# I'm bored so here is muh 2 bragging spots



## Flyline (Mar 3, 2008)

*MY 2007 NMZ HIGHSIDER*











MY WIFE Amarilis with our baby Isabella on the way....Due Step. 26th











Front View of the NMZ with all the mods










Back view










My 03' Yamaha 9.9hp 2-stroke (soon tuned up to 15hp)











TSG's Slim ProFile JackPlate and TSG Trim Tabs

TomC is the best!!!!!!!!











Back View of the NMZ











*Mods are coming soon:*

Carbon Marine Tiller Piller, Casting Piller and (can't tell u this one) ;D

Power Tech Stainless Steel Prop

too many list to go on!

ok.....I'm done I'm going to get a bheer [smiley=1-beer-german.gif]


----------



## MATT (Apr 30, 2007)

Looks very nice blake, I like the noe also....


----------



## noeettica (Sep 23, 2007)

Ahhh glasshoppah ... I can see an LT25 in your future ... 

Dave


----------



## tom_in_orl (Dec 9, 2006)

Boat looks good. Now go take care of mom and the baby.


----------



## litlblusrn4bigred (Jan 8, 2007)

> Ahhh  glasshoppah ... I can see an LT25 in your future  ...
> 
> Dave



Hey blake....didnt you just sell your lt25..................why was that? :-?

It was a nice one too.


----------



## deerfly (Mar 10, 2007)

looks like you haven't been fishing "all" the time.  

Congrats on the baby, nmz is setup nice too.


----------



## Un-shore (Sep 27, 2007)

> *looks like you haven't been fishing "all" the time.*
> 
> Congrats on the baby, nmz is setup nice too.


 [smiley=1-lmao.gif]

Define "fishing"!   or maybe out of respect we shouldn't


----------



## Flyline (Mar 3, 2008)

> > Ahhh  glasshoppah ... I can see an LT25 in your future  ...
> >
> > Dave
> 
> ...


decided to get rid of it because didnt use it at all for last 4 months in Blairsville, Ga and need room for the baby and use my NMZ more often. when my little one grows up then I'm going to give her my NMZ and I'm getting a bigger gheenoe in near future 


*Posted by: deerfly Posted on: Today at 05:12:22 
looks like you haven't been fishing "all" the time.  

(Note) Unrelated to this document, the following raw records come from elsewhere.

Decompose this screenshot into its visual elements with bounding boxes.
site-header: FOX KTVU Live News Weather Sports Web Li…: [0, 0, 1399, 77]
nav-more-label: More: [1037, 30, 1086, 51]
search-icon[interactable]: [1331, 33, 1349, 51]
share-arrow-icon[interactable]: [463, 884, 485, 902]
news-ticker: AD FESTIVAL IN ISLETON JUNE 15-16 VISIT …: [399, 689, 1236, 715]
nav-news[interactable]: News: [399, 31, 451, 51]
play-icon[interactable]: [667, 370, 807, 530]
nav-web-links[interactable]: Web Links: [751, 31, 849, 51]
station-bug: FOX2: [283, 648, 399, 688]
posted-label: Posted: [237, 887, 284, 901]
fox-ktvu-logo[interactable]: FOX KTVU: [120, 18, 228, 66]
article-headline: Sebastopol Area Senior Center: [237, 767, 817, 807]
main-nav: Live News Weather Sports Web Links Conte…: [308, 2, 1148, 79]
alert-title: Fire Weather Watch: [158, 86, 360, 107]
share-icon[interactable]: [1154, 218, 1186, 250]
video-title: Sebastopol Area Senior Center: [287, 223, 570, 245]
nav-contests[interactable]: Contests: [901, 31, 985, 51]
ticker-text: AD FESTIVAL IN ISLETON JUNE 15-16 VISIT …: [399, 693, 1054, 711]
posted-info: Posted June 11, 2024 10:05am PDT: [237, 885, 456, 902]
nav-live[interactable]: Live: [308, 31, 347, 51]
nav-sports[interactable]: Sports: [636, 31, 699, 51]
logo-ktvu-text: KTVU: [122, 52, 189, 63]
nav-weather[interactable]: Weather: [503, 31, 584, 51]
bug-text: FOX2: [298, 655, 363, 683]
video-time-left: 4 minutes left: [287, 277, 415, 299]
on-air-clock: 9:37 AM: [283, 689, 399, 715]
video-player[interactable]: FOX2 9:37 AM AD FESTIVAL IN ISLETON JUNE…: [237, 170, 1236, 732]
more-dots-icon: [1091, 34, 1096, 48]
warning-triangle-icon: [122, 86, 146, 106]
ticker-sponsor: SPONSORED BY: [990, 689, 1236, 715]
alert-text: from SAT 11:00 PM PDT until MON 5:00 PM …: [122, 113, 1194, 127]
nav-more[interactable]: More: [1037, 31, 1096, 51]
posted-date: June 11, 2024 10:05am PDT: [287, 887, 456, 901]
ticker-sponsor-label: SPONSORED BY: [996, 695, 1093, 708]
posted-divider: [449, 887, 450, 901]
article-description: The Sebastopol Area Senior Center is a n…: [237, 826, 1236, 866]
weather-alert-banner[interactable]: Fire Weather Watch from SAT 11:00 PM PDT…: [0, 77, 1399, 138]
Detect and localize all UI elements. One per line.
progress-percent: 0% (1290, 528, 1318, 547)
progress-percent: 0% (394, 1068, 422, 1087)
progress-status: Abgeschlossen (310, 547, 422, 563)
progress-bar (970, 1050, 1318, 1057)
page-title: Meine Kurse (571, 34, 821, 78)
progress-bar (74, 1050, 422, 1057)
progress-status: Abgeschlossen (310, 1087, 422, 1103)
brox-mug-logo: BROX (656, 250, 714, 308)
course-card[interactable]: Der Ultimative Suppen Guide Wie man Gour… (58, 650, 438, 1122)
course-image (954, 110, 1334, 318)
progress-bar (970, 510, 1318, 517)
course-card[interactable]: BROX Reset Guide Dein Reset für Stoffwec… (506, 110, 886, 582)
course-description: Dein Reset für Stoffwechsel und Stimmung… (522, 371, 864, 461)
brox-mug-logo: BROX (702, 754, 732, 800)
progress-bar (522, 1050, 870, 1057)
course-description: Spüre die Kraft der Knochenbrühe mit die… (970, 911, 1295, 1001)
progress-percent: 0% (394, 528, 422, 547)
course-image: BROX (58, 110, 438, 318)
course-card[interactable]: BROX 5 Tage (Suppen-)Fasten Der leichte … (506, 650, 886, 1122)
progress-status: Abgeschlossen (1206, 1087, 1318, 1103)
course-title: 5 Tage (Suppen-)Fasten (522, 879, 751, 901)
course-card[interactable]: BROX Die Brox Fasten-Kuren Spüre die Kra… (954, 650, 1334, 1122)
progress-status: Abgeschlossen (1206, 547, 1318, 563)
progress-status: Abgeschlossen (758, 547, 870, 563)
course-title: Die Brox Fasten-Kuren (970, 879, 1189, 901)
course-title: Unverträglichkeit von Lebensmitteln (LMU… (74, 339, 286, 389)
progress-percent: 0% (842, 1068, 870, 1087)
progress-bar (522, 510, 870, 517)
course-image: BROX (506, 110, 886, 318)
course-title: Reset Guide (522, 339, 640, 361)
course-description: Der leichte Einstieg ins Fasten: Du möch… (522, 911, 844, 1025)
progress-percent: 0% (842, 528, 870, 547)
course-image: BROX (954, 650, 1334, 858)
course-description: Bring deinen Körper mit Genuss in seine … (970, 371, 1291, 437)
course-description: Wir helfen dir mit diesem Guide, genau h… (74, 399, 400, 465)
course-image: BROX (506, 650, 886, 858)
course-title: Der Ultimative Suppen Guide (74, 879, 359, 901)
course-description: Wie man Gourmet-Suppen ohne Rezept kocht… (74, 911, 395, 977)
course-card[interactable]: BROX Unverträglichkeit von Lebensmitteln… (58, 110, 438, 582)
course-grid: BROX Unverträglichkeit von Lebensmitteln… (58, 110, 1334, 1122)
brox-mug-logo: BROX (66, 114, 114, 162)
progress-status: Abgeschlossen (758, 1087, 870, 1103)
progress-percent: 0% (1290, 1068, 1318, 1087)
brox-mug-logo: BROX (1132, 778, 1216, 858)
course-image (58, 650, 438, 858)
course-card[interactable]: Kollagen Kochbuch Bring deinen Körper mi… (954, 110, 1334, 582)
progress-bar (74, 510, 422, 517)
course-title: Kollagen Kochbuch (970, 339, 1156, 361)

Congrats on the baby, nmz is setup nice too.   *

I haven't....... ;D and now my little one is time I need to focus when my baby girl comes 

*thanks Guys!!!!!!!*


----------



## fishgazam (Dec 12, 2006)

Sept 26th.......thats my b-day,

Name him FISHGAZAM,

at least the middle name

oh hes a she..... quess that wont work 

AC


----------



## Kemo (Jun 22, 2008)

I think FISHGAZAM is OK. As she gets older, it'll be worth the expression on the faces of the teachers and the passport people. My brother's first name is Desbert, and his middle name is Jewrell. Well, at least no one else will have that name.


----------